Dangling my toes in Hyper-V; come on in

Rebuilding integration services on Centos 5 for a kernel that isn’t running

A quick update this week; I updated the kernel on one of my CentOS 5.6 images and rebooted; it wouldn’t boot as it couldn’t find any LVM volumes. At least you can always reboot into a previous kernel.

If I’m being honest, just blithely running yum -y update, reboot was a trifle silly. Still, if you can’t do that with virtual machines when can you do it (that’s what snapshots are for). The affected machine itself doesn’t really do much other than run a couple of JMS Brokers/MySQL/Postfix/IMAP/FTP/SSH so my unit tests have things to work against (my life is more interesting that this, honest).

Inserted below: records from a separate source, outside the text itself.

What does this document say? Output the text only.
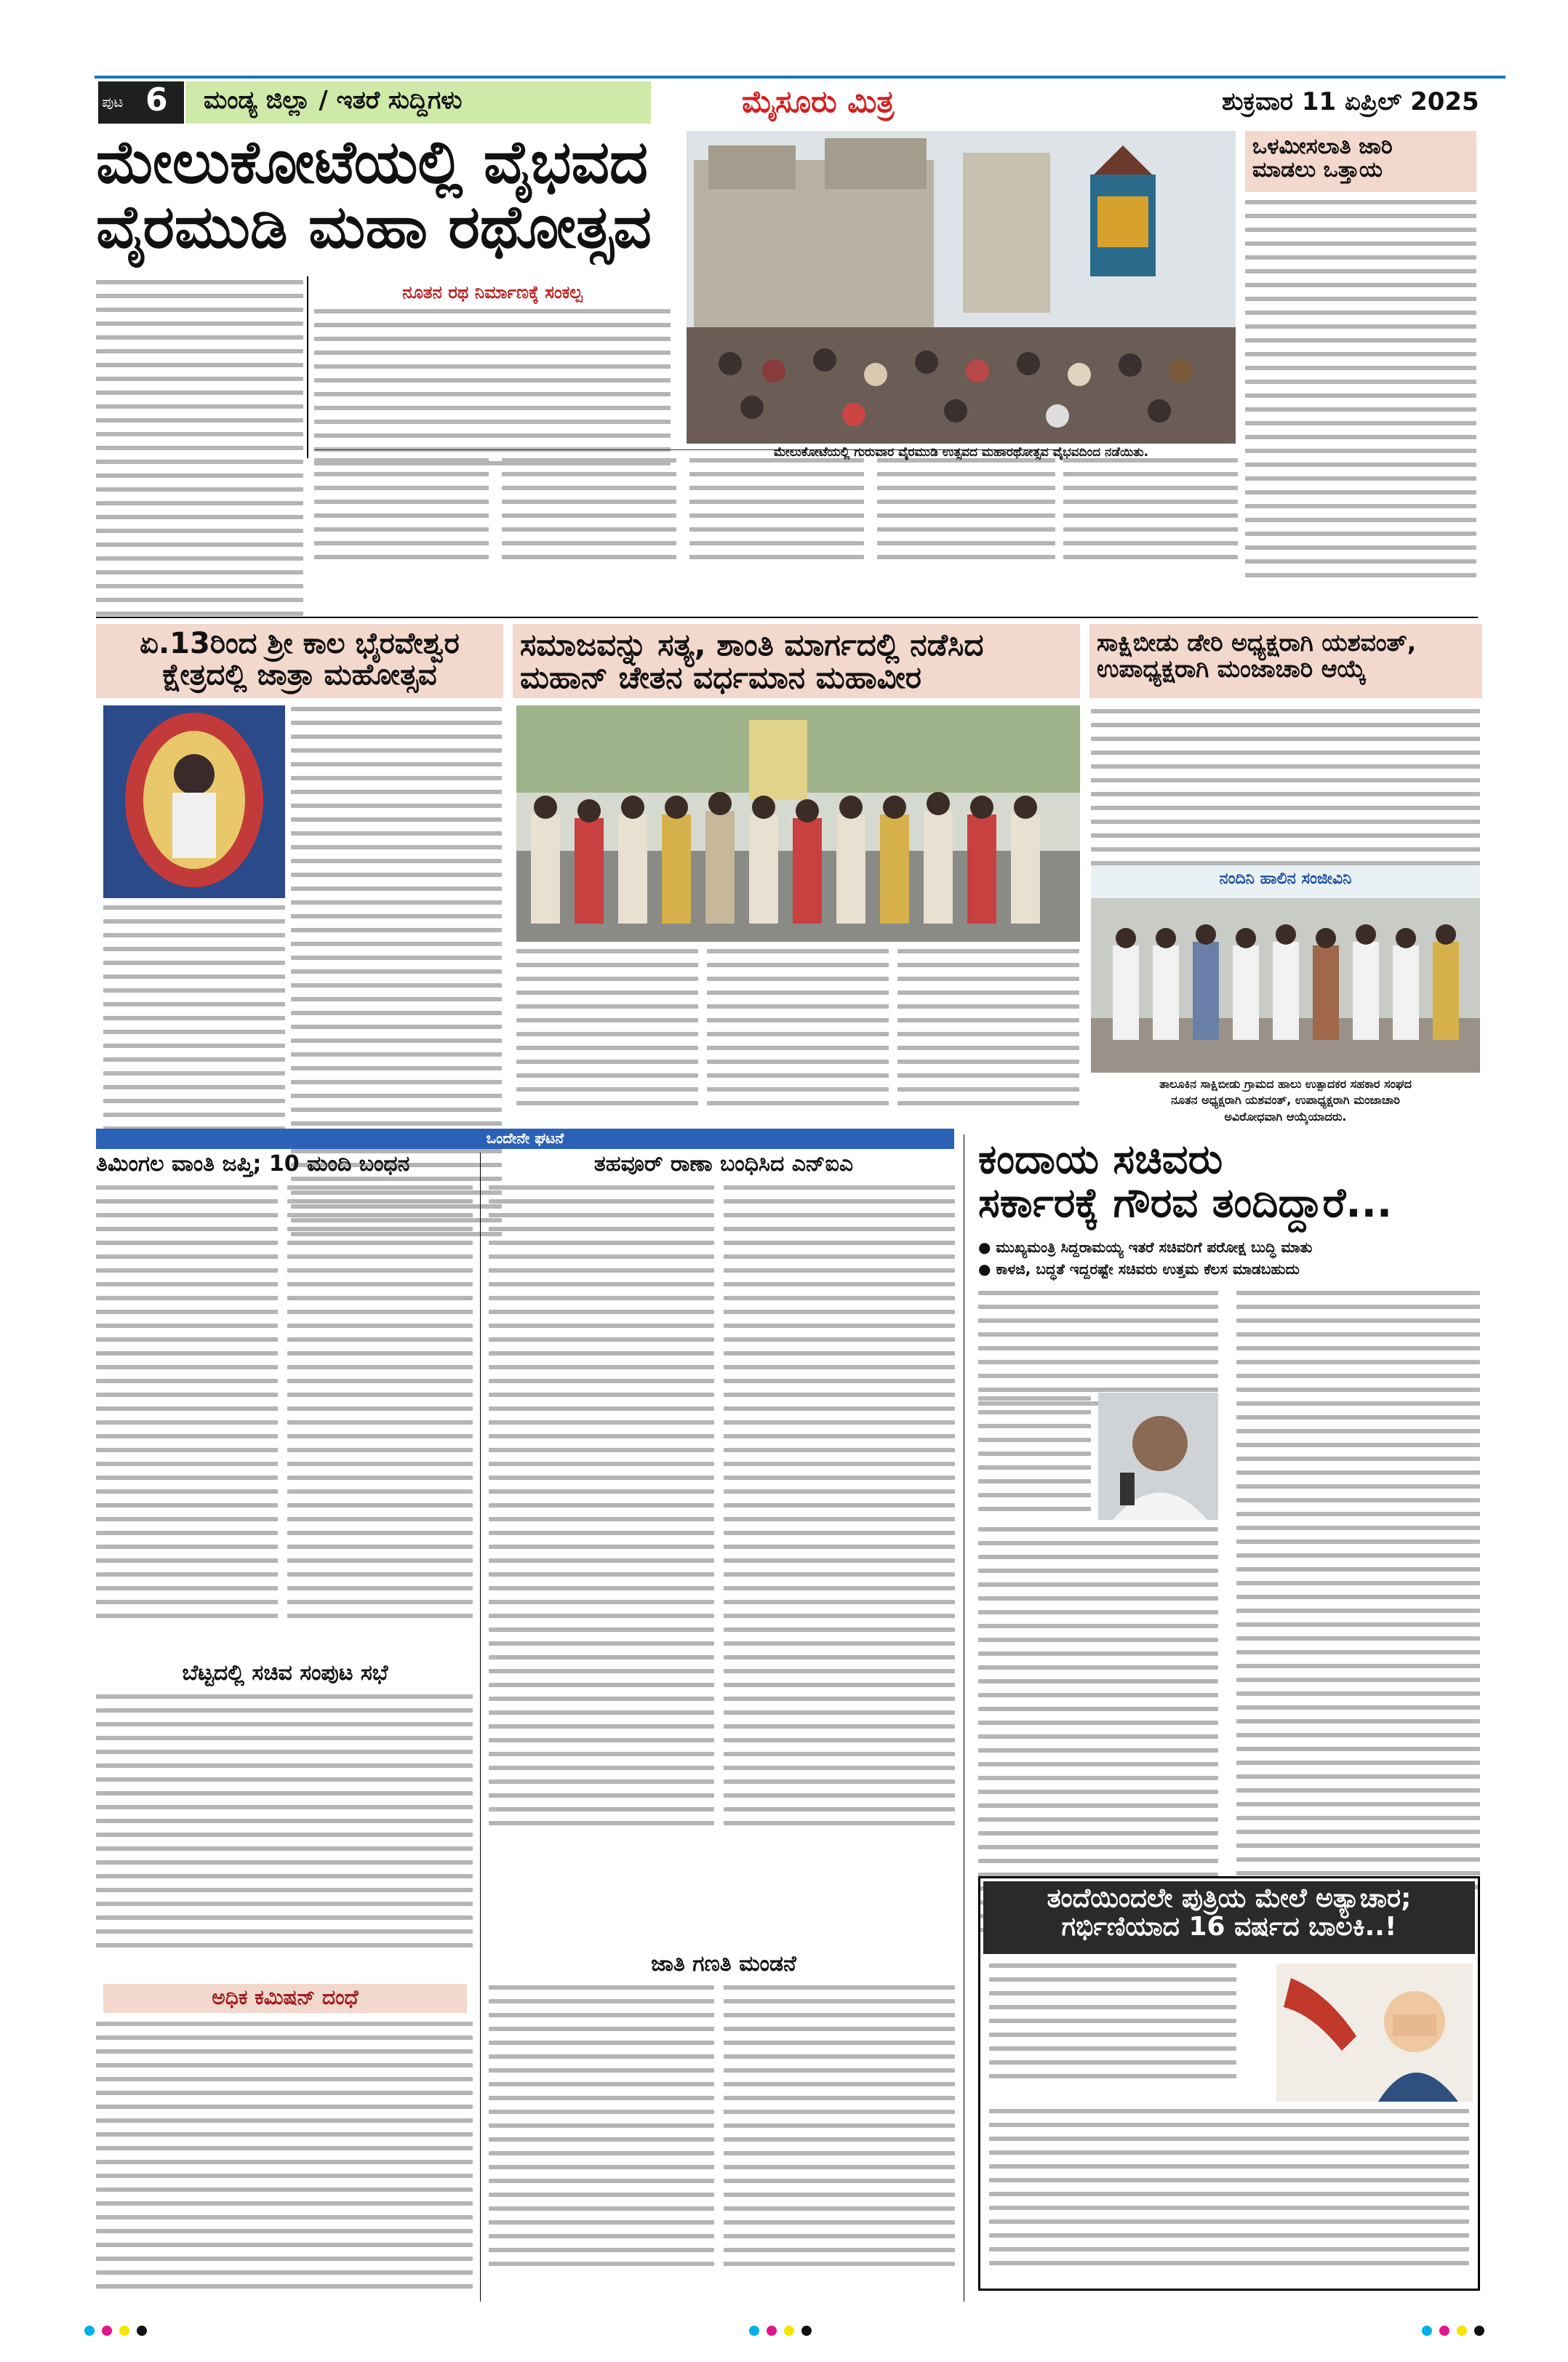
ಪುಟ 6 ಮಂಡ್ಯ ಜಿಲ್ಲಾ / ಇತರೆ ಸುದ್ದಿಗಳು	ಮೈಸೂರು ಮಿತ್ರ	ಶುಕ್ರವಾರ 11 ಏಪ್ರಿಲ್ 2025
ಮೇಲುಕೋಟೆಯಲ್ಲಿ ವೈಭವದ
ವೈರಮುಡಿ ಮಹಾ ರಥೋತ್ಸವ
ನೂತನ ರಥ ನಿರ್ಮಾಣಕ್ಕೆ ಸಂಕಲ್ಪ
ಮೇಲುಕೋಟೆಯಲ್ಲಿ ಗುರುವಾರ ವೈರಮುಡಿ ಉತ್ಸವದ ಮಹಾರಥೋತ್ಸವ ವೈಭವದಿಂದ ನಡೆಯಿತು.
ಒಳಮೀಸಲಾತಿ ಜಾರಿ
ಮಾಡಲು ಒತ್ತಾಯ
ಏ.13ರಿಂದ ಶ್ರೀ ಕಾಲ ಭೈರವೇಶ್ವರ
ಕ್ಷೇತ್ರದಲ್ಲಿ ಜಾತ್ರಾ ಮಹೋತ್ಸವ
ಸಮಾಜವನ್ನು ಸತ್ಯ, ಶಾಂತಿ ಮಾರ್ಗದಲ್ಲಿ ನಡೆಸಿದ
ಮಹಾನ್ ಚೇತನ ವರ್ಧಮಾನ ಮಹಾವೀರ
ಸಾಕ್ಷಿಬೀಡು ಡೇರಿ ಅಧ್ಯಕ್ಷರಾಗಿ ಯಶವಂತ್,
ಉಪಾಧ್ಯಕ್ಷರಾಗಿ ಮಂಜಾಚಾರಿ ಆಯ್ಕೆ
ನಂದಿನಿ ಹಾಲಿನ ಸಂಜೀವಿನಿ
ತಾಲೂಕಿನ ಸಾಕ್ಷಿಬೀಡು ಗ್ರಾಮದ ಹಾಲು ಉತ್ಪಾದಕರ ಸಹಕಾರ ಸಂಘದ
ನೂತನ ಅಧ್ಯಕ್ಷರಾಗಿ ಯಶವಂತ್, ಉಪಾಧ್ಯಕ್ಷರಾಗಿ ಮಂಜಾಚಾರಿ
ಅವಿರೋಧವಾಗಿ ಆಯ್ಕೆಯಾದರು.
ಒಂದೇನೇ ಘಟನೆ
ತಿಮಿಂಗಲ ವಾಂತಿ ಜಪ್ತಿ; 10 ಮಂದಿ ಬಂಧನ
ಬೆಟ್ಟದಲ್ಲಿ ಸಚಿವ ಸಂಪುಟ ಸಭೆ
ಅಧಿಕ ಕಮಿಷನ್ ದಂಧೆ
ತಹವೂರ್ ರಾಣಾ ಬಂಧಿಸಿದ ಎನ್‌ಐಎ
ಜಾತಿ ಗಣತಿ ಮಂಡನೆ
ಕಂದಾಯ ಸಚಿವರು
ಸರ್ಕಾರಕ್ಕೆ ಗೌರವ ತಂದಿದ್ದಾರೆ...
● ಮುಖ್ಯಮಂತ್ರಿ ಸಿದ್ದರಾಮಯ್ಯ ಇತರೆ ಸಚಿವರಿಗೆ ಪರೋಕ್ಷ ಬುದ್ಧಿ ಮಾತು
● ಕಾಳಜಿ, ಬದ್ಧತೆ ಇದ್ದರಷ್ಟೇ ಸಚಿವರು ಉತ್ತಮ ಕೆಲಸ ಮಾಡಬಹುದು
ತಂದೆಯಿಂದಲೇ ಪುತ್ರಿಯ ಮೇಲೆ ಅತ್ಯಾಚಾರ;
ಗರ್ಭಿಣಿಯಾದ 16 ವರ್ಷದ ಬಾಲಕಿ..!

So, MSDN is my friend because the answers are all on their forums. The problem is quite specifically that the makefile provided by the Microsoft team assumes that you want to enable the integration services for the current running kernel. There are a couple of solutions I found on the web.

Firstly, disable the integration services, reboot into the new kernel, recompile the integration components, and everything will be magically up again. That’s boring, and rebooting is quite a Microsofty thing to do; never liked it, never will. The second option was far more prosaic; just edit the Makefile and where it calls uname -r; make it always return the kernel release that you want to build and install into. Still because you’re effectively installing a new kernel, you’ll want to reboot again; just can’t get away from it can you.

GNU/Linux being what it is, you can spoof the kernel release by making sure an equivalent script ‘uname’ is on the PATH first; here’s a script that spoofs the kernel release (there are infinitely better ways to do this; this is just one); I just put it in a directory called fake_uname

#/bin/bash
# This is just to query the RPM database and find out the latest kernel.
# It makes use of the fact that rpm -q kernel seems to put the "latest" version 
# at the bottom of the output. That might not be reliable so YMMV
function show_latest_kernel
{
  declare -a installed_kernels=(`rpm -q kernel`)
  last=`echo ${#installed_kernels[@]}`
  latest_kernel=`echo ${installed_kernels[$last-1]}`
  echo ${latest_kernel#kernel-}
}

case $1 in
    -r)
        show_latest_kernel
        ;;
    *)
        exec /bin/uname $1
        ;;
esac

After that it’s just a case of

export PATH=./fake_uname:$PATH
make
make install

Voila, we have enabled the Hyper-V Linux integration services 2.1 for a kernel that isn’t currently running; just don’t forget to delete the backup images in /boot once you’re happy things are working.

Note: If you’re using CentOS 6 / RHEL 6, then you’ll be using the Linux Integration Services 3.1 which is an RPM install rather than a source recompile.